Sold Price: $229.42 
*Prewar Columbia bicycle frame and fork*
See original listing
 


Condition: Used
“original paint, straight. no rust”
Ended:
Mar 14, 2018 , 7:00PM
Winning bid:
US $229.49
[ 22 bids ]
Shipping:
$40.00 Standard Shipping
Item location:
New York, New York, United States


----------



## tryder (Mar 29, 2018)

tripple3 said:


> We need the serial number but with that seat post clamp I think 46 to 48ish maybe later.




















[


----------



## tryder (Mar 29, 2018)

Tomato John said:


> Is that a good price for a 40s era Huffman frame?



With nice original paint?  Sure!


----------



## tryder (Mar 29, 2018)

Here is the stem that was on it:


----------



## rustjunkie (Mar 29, 2018)

What's the plan for it @tryder ?


----------



## tryder (Mar 29, 2018)

rustjunkie said:


> What's the plan for it @tryder ?



Well, I have wanted one of these with nice paint for awhile.   The plan is to build it up and ride it.


----------



## rustjunkie (Mar 29, 2018)

tryder said:


> Well, I have wanted one of these with nice paint for awhile.   The plan is to build it up and ride it.

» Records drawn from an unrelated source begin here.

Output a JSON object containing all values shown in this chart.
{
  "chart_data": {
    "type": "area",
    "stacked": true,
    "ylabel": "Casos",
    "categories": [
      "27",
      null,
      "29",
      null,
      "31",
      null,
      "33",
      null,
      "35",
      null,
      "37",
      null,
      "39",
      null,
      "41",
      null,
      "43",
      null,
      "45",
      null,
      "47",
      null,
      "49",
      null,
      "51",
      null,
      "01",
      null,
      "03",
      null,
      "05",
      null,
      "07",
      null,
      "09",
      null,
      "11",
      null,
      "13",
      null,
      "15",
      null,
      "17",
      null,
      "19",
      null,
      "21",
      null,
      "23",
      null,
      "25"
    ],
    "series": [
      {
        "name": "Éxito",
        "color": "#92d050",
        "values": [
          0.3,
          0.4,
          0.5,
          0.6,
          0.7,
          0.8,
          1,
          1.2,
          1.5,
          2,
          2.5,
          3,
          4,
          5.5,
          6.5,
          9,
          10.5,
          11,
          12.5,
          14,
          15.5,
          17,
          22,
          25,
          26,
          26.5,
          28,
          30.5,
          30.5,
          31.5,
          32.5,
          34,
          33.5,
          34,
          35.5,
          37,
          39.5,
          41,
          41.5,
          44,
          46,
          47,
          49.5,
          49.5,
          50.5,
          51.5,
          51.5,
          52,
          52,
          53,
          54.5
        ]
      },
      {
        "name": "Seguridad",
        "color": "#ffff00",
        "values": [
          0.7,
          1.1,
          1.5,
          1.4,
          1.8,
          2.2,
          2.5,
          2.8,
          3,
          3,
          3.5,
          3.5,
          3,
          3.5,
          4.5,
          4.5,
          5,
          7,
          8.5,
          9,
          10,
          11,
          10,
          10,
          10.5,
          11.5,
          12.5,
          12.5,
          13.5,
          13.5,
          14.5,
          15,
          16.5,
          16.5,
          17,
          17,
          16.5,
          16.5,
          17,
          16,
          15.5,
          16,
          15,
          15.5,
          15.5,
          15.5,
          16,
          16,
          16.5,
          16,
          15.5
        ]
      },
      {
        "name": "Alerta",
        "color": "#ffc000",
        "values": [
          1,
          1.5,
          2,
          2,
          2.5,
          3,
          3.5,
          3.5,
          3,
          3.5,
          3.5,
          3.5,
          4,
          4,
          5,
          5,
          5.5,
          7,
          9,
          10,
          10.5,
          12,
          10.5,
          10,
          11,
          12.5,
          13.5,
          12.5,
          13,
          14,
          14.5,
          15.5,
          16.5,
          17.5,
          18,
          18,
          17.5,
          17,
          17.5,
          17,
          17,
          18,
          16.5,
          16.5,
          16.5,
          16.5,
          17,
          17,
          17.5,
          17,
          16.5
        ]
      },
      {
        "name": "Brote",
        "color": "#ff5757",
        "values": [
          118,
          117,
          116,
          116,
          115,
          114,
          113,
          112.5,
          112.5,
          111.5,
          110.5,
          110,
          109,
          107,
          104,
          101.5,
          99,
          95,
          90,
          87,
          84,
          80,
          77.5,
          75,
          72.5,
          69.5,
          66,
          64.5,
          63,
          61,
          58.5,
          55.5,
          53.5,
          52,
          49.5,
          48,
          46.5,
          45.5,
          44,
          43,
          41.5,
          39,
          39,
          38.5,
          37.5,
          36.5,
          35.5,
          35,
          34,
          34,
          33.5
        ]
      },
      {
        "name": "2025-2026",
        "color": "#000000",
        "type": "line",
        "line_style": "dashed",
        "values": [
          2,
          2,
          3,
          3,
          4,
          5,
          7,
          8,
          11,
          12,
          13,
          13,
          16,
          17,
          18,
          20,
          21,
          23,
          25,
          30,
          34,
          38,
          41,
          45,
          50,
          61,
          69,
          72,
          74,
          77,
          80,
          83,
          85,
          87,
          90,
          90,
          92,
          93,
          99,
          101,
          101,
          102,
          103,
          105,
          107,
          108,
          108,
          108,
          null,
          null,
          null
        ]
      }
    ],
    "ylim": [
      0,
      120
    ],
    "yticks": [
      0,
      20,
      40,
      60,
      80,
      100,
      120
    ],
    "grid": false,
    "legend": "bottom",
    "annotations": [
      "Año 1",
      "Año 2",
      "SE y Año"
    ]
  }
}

cool! back to stock or custom?


----------



## tryder (Mar 29, 2018)

rustjunkie said:


> cool! back to stock or custom?




Oh I am usually very particular about being correct but I just love the sticker on the front and may just leave it on for awhile so it will be mostly stock with a few "liberties".  I have a some very nice heavy duty period correct  wheels similar to the war versions.  Not sure if I am going to use  Texas longhorn bars or box bars at this point. I just got a beautiful Huffman chainring yesterday.  Huffman truss rods are on the way.


----------